Explain biochemical mechanism for the occurance of hemolysis in inherited pyruvate kinase deficiency
Erythrocytes are totally dependent on glycolysis
ATP is required for the maintenance of Na+/K+ transporting-
ATPases
Cells swell and lyse without ATP
Reticulocytes lack pyruvate kinase (PK), but possess mitochondria that generate ATP by oxidative phosphorylation
Differentiate between pyruvate kinase deficiency and glucose 6-phosphate dehydrogenase deficiency
Pyruvate Kinase (PK) deficiency
Severity of anaemia depends on the % of PK deficiency
Less than 5% activity is fatal.
Affected isoform found only in erythrocytes.
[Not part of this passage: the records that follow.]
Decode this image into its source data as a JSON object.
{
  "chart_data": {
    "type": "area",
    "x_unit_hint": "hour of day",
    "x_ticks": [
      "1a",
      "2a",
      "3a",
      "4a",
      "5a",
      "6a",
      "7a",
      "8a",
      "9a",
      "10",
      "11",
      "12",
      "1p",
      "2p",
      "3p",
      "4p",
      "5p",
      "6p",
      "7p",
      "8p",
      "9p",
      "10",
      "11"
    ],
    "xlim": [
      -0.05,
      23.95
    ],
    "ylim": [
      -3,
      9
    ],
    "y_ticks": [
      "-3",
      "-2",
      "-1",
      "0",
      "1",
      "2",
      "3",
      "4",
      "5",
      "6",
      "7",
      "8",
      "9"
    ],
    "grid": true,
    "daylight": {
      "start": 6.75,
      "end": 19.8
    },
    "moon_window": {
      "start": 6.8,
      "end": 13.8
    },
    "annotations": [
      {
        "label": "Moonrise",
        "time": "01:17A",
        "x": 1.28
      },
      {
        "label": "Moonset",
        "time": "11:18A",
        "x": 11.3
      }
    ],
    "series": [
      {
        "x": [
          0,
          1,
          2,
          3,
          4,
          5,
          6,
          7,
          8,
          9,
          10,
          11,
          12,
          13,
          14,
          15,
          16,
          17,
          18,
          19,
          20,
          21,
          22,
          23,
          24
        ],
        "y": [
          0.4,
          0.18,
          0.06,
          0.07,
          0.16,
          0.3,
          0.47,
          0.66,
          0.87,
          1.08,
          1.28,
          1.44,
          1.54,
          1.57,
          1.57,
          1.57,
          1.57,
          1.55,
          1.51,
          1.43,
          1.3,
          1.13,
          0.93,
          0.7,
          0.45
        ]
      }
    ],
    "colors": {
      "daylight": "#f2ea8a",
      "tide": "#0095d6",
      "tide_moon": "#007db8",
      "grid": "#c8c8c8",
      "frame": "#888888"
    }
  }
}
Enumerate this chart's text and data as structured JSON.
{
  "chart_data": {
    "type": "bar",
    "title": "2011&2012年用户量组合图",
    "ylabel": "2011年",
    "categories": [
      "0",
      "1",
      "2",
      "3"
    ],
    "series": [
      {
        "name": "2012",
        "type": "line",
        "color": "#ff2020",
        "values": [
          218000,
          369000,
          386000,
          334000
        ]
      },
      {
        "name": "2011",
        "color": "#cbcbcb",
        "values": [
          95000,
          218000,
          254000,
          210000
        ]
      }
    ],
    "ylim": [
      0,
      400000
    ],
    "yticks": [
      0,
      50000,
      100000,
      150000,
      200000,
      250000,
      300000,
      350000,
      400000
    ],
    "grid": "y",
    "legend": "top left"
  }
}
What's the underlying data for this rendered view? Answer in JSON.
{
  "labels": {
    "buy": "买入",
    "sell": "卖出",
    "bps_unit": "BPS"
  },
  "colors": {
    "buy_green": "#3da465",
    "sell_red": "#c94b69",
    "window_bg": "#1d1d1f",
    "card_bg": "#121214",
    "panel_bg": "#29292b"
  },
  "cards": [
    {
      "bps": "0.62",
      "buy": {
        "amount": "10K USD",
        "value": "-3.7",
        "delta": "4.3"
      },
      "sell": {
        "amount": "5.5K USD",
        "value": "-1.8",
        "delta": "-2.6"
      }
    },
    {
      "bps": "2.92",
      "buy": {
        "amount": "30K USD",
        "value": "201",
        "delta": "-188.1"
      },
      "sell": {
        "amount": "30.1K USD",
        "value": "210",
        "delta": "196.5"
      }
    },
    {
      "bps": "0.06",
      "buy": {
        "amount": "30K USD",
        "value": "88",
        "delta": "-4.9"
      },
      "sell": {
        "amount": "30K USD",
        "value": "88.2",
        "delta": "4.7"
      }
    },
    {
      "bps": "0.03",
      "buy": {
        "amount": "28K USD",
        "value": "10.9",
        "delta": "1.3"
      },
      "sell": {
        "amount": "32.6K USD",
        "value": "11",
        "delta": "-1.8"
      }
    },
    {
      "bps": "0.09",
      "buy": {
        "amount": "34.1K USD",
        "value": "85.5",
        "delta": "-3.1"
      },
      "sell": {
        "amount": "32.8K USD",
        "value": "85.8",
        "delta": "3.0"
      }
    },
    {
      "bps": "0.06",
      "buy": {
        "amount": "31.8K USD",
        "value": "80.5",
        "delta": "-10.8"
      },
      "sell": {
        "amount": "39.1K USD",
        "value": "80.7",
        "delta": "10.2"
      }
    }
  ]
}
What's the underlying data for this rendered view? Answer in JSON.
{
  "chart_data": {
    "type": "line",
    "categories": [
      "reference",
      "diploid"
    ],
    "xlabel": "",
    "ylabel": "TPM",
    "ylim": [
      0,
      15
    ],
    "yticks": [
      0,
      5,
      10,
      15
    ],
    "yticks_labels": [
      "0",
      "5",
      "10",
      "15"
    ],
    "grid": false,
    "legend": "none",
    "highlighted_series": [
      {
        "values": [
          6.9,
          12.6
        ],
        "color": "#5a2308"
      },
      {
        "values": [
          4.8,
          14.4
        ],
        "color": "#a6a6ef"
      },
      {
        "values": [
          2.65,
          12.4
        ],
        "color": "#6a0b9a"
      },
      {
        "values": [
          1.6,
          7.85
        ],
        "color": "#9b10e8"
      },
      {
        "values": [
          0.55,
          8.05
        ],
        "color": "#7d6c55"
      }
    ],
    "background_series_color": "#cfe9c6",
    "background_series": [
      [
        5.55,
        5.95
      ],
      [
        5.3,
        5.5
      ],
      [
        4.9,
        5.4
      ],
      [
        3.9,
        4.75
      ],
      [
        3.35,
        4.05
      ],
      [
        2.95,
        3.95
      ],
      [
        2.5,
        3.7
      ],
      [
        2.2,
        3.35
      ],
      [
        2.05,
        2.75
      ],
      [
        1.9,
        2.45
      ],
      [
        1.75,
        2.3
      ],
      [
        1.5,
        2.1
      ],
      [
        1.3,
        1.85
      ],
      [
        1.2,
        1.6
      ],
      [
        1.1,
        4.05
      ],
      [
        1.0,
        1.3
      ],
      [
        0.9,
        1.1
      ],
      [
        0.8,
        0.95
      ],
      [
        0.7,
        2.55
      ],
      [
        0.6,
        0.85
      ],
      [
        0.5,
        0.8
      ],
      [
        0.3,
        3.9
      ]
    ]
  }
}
Glucose 6 Phosphate deficiency
Genetic disease
Leads to NADPH dificeincy in erythroctyes resulting in haemolytic anemia
Over 400 mutation but only a few are symptomatic
Asymptomatic individuals may develop haemolytic deficiency caused by precipitating factors such as oxidants, drugs, favism, infection, neonatal jaundice.
Describe the effects of methanol and ethylene glycol poisoning
Initial effects of MeOH poisoning include impaired vision. MeOH slowly metabolizes to formaldehyde by alcohol dehydrogenase. Formaldehyde is then rapidly converted into formic acid causing metabolic acidosis.
Ethylene glycol poisoning is used as an antifreeze that is sweet to taste but odorless. It is absorbed via the GI tract and primarily metabolized in the liver. Alcohol dehydrogenase converts ethylene glycol into glycoaldehyde which eventually results in glycolate which interferes with some hepatic enzymes and is responsible for metabolic acidosis.